The developmental progress from daredevil teen to risk-averse senior is more complex than we thought, according to a new study that identified changing relationships between neural structures related to risk avoidance at different life stages.

Neuroscientists from the University of California, Los Angeles, led an investigation into a critical part of the brain that help us determine whether we ought 'take the leap' or avoid life-threatening danger.

Ours isn't the only species where adolescents engage in markedly risky behaviors – a pattern that's at odds with protecting ones' survival at all costs. Other animals, such as mice for example, share this trait.

"These behaviors may compete with the drive to avoid threatening situations, leading to a reduction in avoidance behaviors in PMA (platform-mediated avoidance assays)," the authors report in their new paper.

"Here, we uncover a circuit mechanism that causally contributes to lower levels of threat avoidance in adolescence."

By studying the brains of mice, they found the dorso-medial prefrontal cortex (dmPFC) 'referees' neural pathways that take on distinct structures at certain points throughout life.

It's as if the prefrontal cortex – the part of the brain credited for our ability to steer our emotional meat ship on a more deliberate course – is negotiating with the structures that advocate for what we might call 'instinct' (the basolateral amygdala, or BA, being the locus of fear and pain memory; the nucleus accumbens, NA, being crucial to reward, reinforcement and aversion).

These negotiations, the experiments showed, depend greatly on age.

In an experiment reminiscent of James Dean's game of 'chicken run' in Rebel without a cause, mice were trained to step on a platform to dodge a threat; a decision made more difficult with a smorgasbord laid out in front of them just out of reach of the platform.

Despite knowing very well how to escape the beep they'd come to associate with an electric shock, juvenile and adolescent mice chose to take their chances and keep on eating for longer, while older mice generally stepped dutifully onto the platform, waiting until the threat had passed.

"Although mice of all ages had similar levels of conditioned fear and some exploratory behaviors during the retrieval test, juveniles and adolescents explored the threatening part of the environment more than adults," the authors report.

Fluorescent molecules injected into the test subjects' brains allowed the researchers to track the physiology underpinning these behaviors.

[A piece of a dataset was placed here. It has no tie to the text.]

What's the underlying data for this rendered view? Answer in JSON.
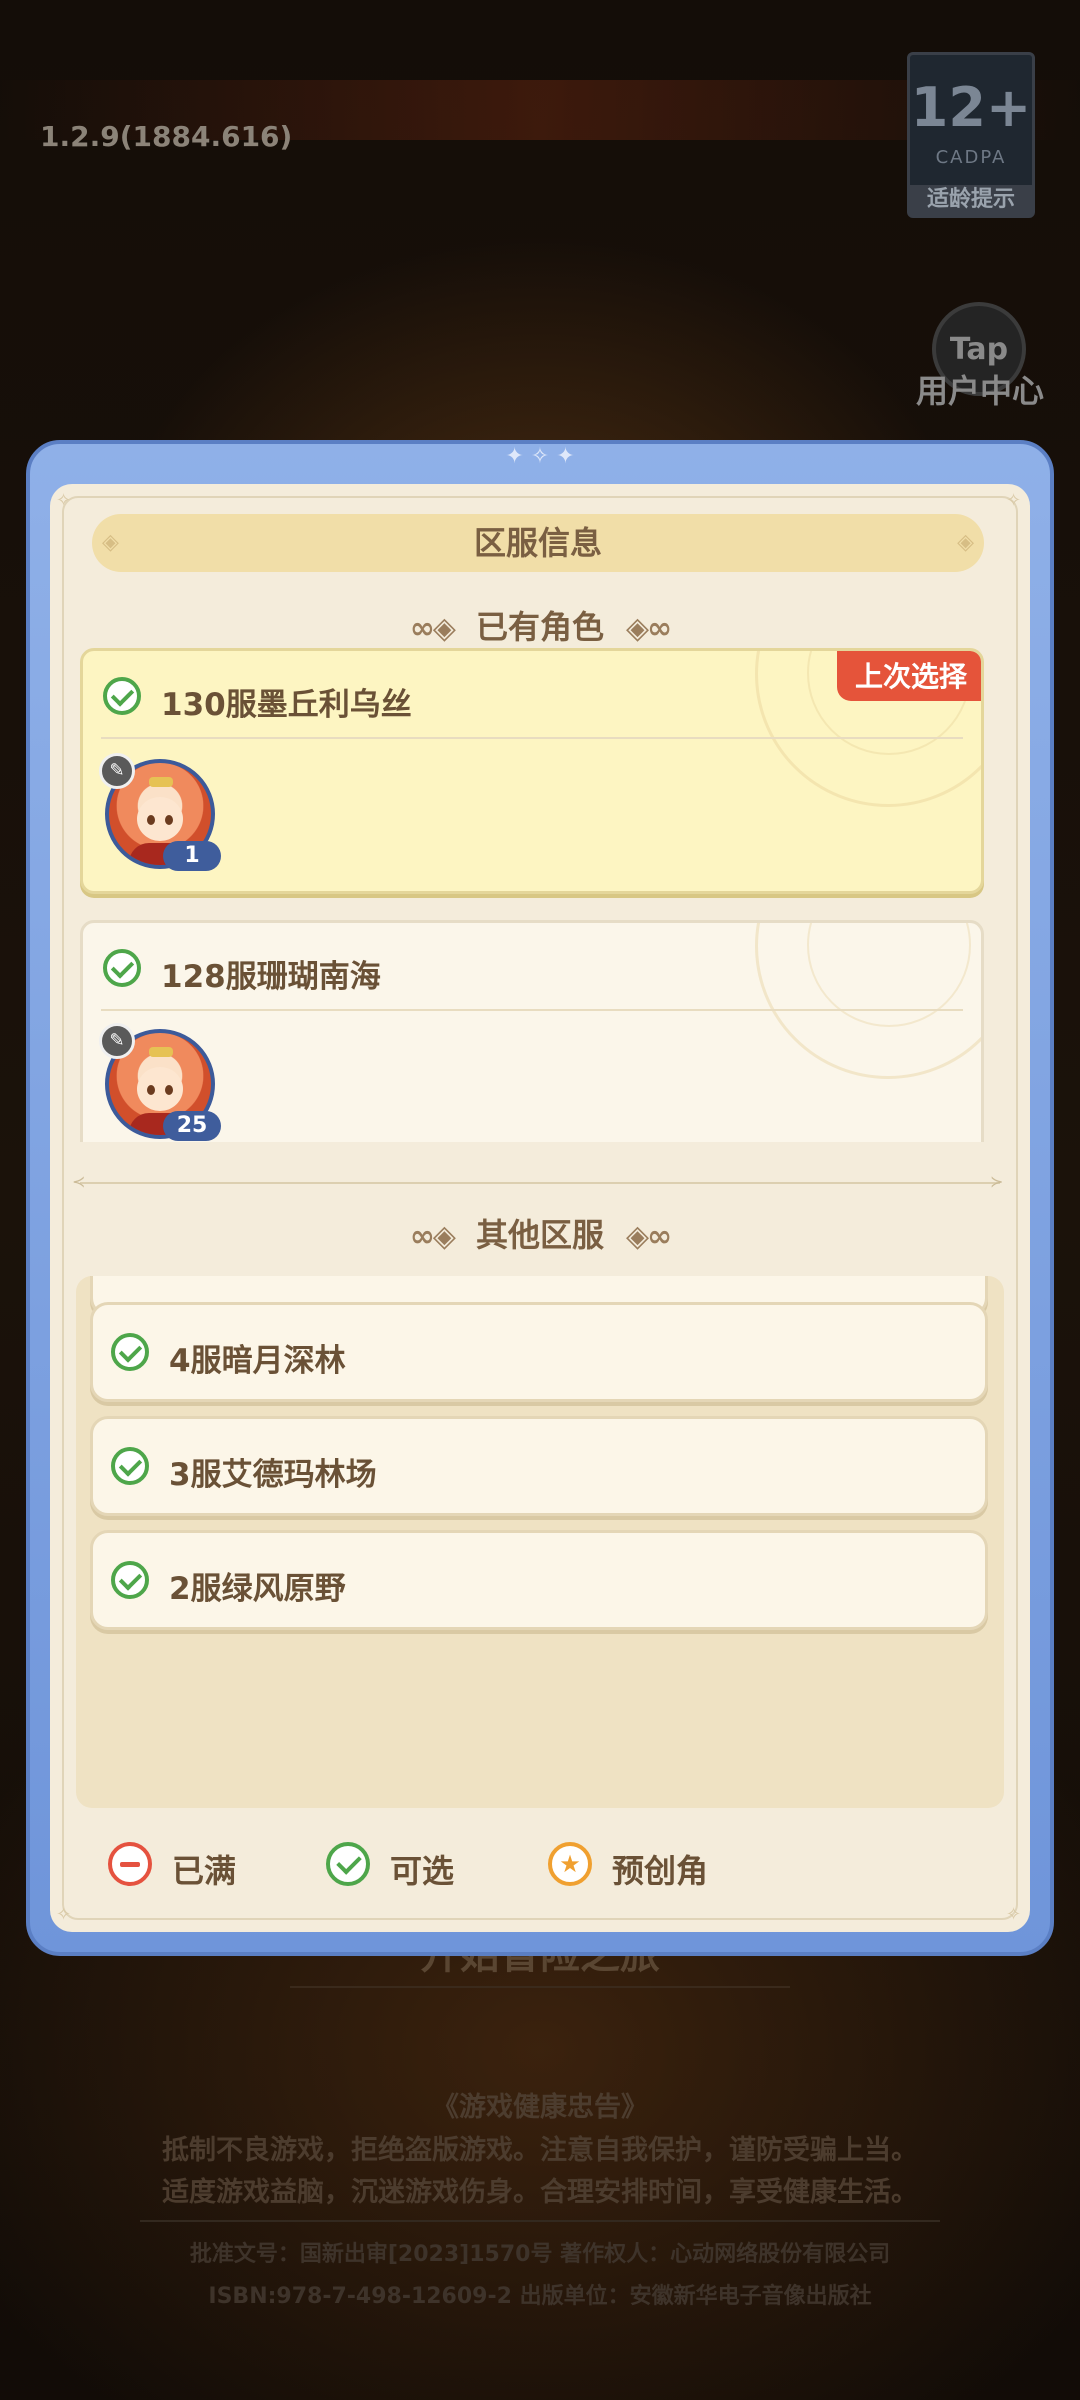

Higher levels of glowing molecules generally indicate greater amounts of neural activity.

Activating genes using light through a process of optogenetics revealed further details on how activity in these brain structures related to threat avoidance strategies in juvenile, adolescent and adult mice.

Proposed model of the development of dmPFC circuits underlying threat avoidance. Further detail here. (Klune et al., Nature Neuroscience, 2025)

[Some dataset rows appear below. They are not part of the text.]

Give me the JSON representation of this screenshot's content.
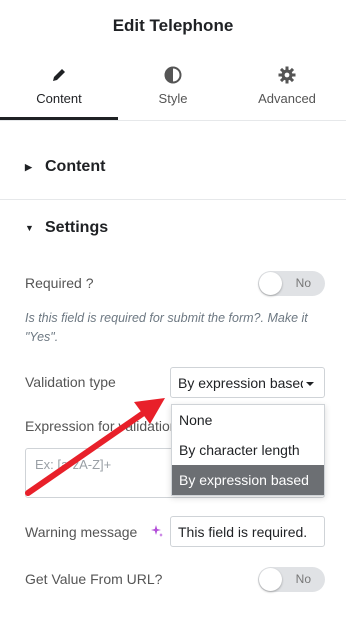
{
  "header": {
    "title": "Edit Telephone"
  },
  "tabs": [
    {
      "label": "Content",
      "icon": "pencil-icon",
      "active": true
    },
    {
      "label": "Style",
      "icon": "half-circle-icon",
      "active": false
    },
    {
      "label": "Advanced",
      "icon": "gear-icon",
      "active": false
    }
  ],
  "sections": {
    "content": {
      "label": "Content",
      "expanded": false
    },
    "settings": {
      "label": "Settings",
      "expanded": true
    }
  },
  "fields": {
    "required": {
      "label": "Required ?",
      "toggle_text": "No",
      "note": "Is this field is required for submit the form?. Make it \"Yes\"."
    },
    "validation_type": {
      "label": "Validation type",
      "value": "By expression based",
      "options": [
        "None",
        "By character length",
        "By expression based"
      ],
      "selected_index": 2
    },
    "expression": {
      "label": "Expression for validation",
      "placeholder": "Ex: [a-zA-Z]+"
    },
    "warning": {
      "label": "Warning message",
      "value": "This field is required."
    },
    "get_value_from_url": {
      "label": "Get Value From URL?",
      "toggle_text": "No"
    }
  },
  "colors": {
    "annotation_arrow": "#e8202a",
    "selected_option_bg": "#6c6f73",
    "sparkle": "#b34fd9"
  }
}
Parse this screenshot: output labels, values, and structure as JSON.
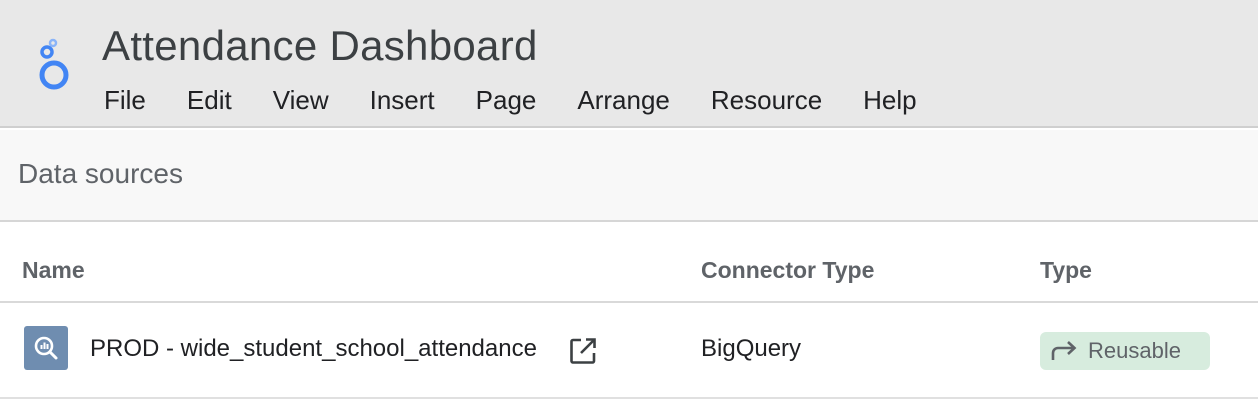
{
  "app": {
    "title": "Attendance Dashboard",
    "logo_icon": "looker-studio-logo-icon",
    "accent_color": "#4285f4"
  },
  "menu": {
    "items": [
      "File",
      "Edit",
      "View",
      "Insert",
      "Page",
      "Arrange",
      "Resource",
      "Help"
    ]
  },
  "panel": {
    "title": "Data sources"
  },
  "table": {
    "columns": [
      "Name",
      "Connector Type",
      "Type"
    ],
    "rows": [
      {
        "icon": "bigquery-icon",
        "name": "PROD - wide_student_school_attendance",
        "name_action_icon": "open-in-new-icon",
        "connector": "BigQuery",
        "type_icon": "share-arrow-icon",
        "type": "Reusable",
        "type_badge_color": "#d7ecde"
      }
    ]
  }
}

The dmPFC, it turns out, becomes more sensitive to threats with age. Much like aging in the rest of the body, however, changes in the structure's configuration occur in staggered stages characterized by maturation of synapses and re-arrangement of the circuits connecting the BA and NA.

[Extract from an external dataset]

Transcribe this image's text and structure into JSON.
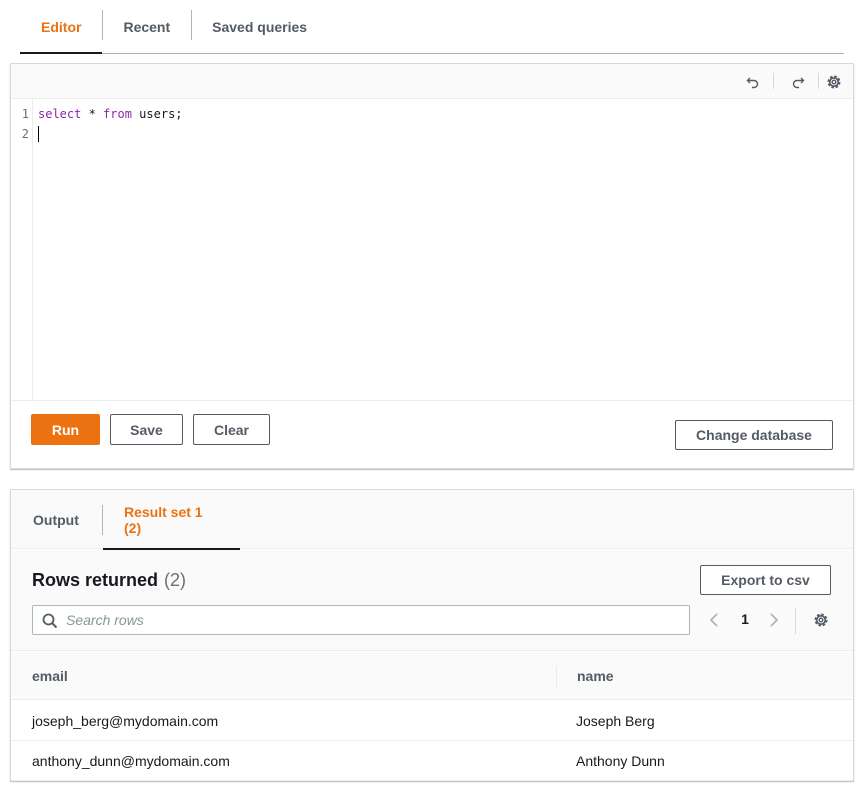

The brain's risk-avoidance system may be wired to best suit age-specific challenges as they arise, prioritizing risk when the nest is getting too crowded, and safety when it comes time to settle down.

This is a mouse study, so it's not clear if these same patterns hold true for humans. But, as mammals, we aren't too far-removed from mice, providing us with a proxy understanding of how our own brains might navigate the tug-of-war between rewarding risk and safety.

"The lack of studies on the causal functions of the mPFC, BLA and NAc circuits in the developing brain has left a major gap in our understanding of how interactions between these regions produce developmental transitions in threat-induced behaviors," the authors write.

"In revealing the processes by which top-down circuit maturation guides changes in threat-induced behaviors, we establish a foundation to understand how they can become disrupted."

This research is published in Nature Neuroscience.